Pour comprendre les causes d’un incendie, une équipe est diligentée alors que le feu n’est pas encore éteint. « Ce qu’on va essayer de déterminer, c’est le lieu de départ de feu », explique Christophe Peigne. « On a appris à lire le passage du feu dans le milieu ambiant. »
« Quand il va se déplacer, le feu va marquer les objets, les arbres, les cailloux d’une certaine façon. »
Christophe Peigne, commandant de gendarmerie
Ainsi, ces équipes, également composées de sapeurs-pompiers et de forestiers de l’Office national des forêts, remontent vers l’origine du feu en posant des marqueurs : « Et une fois qu’on est sur la zone de départ, on va faire comme si c’était une scène de crime », décrit Christophe Peigne. « On va rechercher tous les éléments et les indices qui nous permettent d’établir la cause du feu. »

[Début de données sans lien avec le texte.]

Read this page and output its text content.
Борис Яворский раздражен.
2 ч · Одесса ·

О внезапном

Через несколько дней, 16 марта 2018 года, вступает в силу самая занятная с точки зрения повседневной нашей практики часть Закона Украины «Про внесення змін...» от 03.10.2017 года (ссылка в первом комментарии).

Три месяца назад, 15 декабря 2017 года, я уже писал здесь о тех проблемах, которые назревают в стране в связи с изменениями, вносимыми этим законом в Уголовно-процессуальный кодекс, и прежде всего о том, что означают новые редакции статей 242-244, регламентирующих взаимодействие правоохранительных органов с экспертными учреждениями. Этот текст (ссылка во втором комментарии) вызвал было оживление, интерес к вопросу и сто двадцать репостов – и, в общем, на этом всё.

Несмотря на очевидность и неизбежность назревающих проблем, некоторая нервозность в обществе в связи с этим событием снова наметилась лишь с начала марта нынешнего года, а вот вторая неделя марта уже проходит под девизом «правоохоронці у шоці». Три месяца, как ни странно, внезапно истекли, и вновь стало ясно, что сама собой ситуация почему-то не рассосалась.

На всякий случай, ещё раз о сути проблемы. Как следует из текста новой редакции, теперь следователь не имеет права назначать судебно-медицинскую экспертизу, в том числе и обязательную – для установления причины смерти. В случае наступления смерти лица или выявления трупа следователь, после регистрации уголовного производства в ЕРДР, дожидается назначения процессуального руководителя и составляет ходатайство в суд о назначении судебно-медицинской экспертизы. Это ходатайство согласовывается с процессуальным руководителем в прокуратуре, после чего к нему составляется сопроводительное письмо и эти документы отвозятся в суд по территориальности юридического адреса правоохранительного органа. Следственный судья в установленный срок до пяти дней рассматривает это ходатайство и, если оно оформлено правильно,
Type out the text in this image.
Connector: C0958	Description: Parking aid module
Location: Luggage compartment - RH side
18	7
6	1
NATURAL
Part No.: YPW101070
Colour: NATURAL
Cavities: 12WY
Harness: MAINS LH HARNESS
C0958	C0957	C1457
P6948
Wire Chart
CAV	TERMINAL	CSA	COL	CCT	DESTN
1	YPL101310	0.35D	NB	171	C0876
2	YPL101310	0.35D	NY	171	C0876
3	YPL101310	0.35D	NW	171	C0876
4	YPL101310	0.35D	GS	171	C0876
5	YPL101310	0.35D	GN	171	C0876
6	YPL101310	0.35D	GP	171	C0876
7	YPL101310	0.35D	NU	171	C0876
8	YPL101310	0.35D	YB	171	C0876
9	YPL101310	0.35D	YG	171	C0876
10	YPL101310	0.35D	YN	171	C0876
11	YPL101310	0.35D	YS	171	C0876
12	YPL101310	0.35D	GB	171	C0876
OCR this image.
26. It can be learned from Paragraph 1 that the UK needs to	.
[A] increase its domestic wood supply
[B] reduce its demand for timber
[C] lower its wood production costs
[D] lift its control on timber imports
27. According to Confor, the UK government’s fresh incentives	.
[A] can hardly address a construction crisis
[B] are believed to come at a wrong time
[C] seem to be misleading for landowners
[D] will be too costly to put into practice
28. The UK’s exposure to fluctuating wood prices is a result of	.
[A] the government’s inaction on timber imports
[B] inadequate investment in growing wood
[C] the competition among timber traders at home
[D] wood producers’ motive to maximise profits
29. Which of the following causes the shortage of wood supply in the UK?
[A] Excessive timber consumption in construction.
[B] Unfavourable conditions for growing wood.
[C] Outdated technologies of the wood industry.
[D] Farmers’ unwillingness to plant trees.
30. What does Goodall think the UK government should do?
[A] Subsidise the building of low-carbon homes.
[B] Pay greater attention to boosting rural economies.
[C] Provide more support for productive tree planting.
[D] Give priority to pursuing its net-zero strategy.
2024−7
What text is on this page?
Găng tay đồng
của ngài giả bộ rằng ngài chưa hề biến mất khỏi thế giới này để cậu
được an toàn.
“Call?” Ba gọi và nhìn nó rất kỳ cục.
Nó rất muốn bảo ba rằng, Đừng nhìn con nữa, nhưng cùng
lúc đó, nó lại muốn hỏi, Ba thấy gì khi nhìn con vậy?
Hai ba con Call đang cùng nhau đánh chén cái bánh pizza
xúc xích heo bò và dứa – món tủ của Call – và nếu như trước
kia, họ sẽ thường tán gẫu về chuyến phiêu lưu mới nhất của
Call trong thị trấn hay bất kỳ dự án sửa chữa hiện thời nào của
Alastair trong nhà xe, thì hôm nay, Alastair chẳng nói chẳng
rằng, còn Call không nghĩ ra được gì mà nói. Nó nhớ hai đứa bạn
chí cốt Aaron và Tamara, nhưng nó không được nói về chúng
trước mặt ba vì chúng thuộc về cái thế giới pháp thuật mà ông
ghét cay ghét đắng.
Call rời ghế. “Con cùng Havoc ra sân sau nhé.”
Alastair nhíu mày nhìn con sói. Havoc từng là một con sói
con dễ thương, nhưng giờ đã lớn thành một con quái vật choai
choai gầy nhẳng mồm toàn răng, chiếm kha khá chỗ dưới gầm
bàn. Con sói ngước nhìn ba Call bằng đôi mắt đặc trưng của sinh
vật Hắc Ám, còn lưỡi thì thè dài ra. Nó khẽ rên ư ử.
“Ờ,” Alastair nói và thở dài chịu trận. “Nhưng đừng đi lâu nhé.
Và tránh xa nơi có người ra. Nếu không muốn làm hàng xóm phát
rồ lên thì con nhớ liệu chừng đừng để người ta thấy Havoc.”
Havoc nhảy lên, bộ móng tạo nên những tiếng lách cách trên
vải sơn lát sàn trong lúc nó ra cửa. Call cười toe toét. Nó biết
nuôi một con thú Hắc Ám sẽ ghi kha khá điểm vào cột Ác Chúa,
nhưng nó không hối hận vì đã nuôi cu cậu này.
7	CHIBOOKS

Après examen, les enquêteurs trouvent parfois des preuves, comme des vestiges de systèmes de mise à feu ou des traces de produits. « Les produits inflammables, c’est facile à retrouver parce qu’on a des appareils détecteurs d’hydrocarbures », explique Christophe Peigne. « Ils nous permettent de faire des prélèvements, puis on les envoie à l’Institut de recherche criminelle de la gendarmerie, qui va nous indiquer quel produit a été utilisé. »
Pour les systèmes de mise à feu qui s’autodétruisent, la gendarmerie du Var dispose d’une « base assez complète », poursuit le commandant, « et des fois, juste un petit objet va nous rappeler ce système qu’on a déjà vu ailleurs ».
Ensuite, pour remonter jusqu’à un suspect, « on va travailler comme une enquête classique », décrit Christophe Peigne. « Enquête de voisinage, éventuellement de la téléphonie, de la vidéo de zone de passage dans les villes, on peut utiliser des drones, des fois… Tout ce qu’on va retrouver dans une enquête criminelle, on la met au profit des feux de forêt également. »
Grâce à une météo plus clémente, la situation se calme en Gironde et ailleurs, mais on compte encore quelques secteurs persistants et neuf départements restent en risque « élevé » de feux de forêts.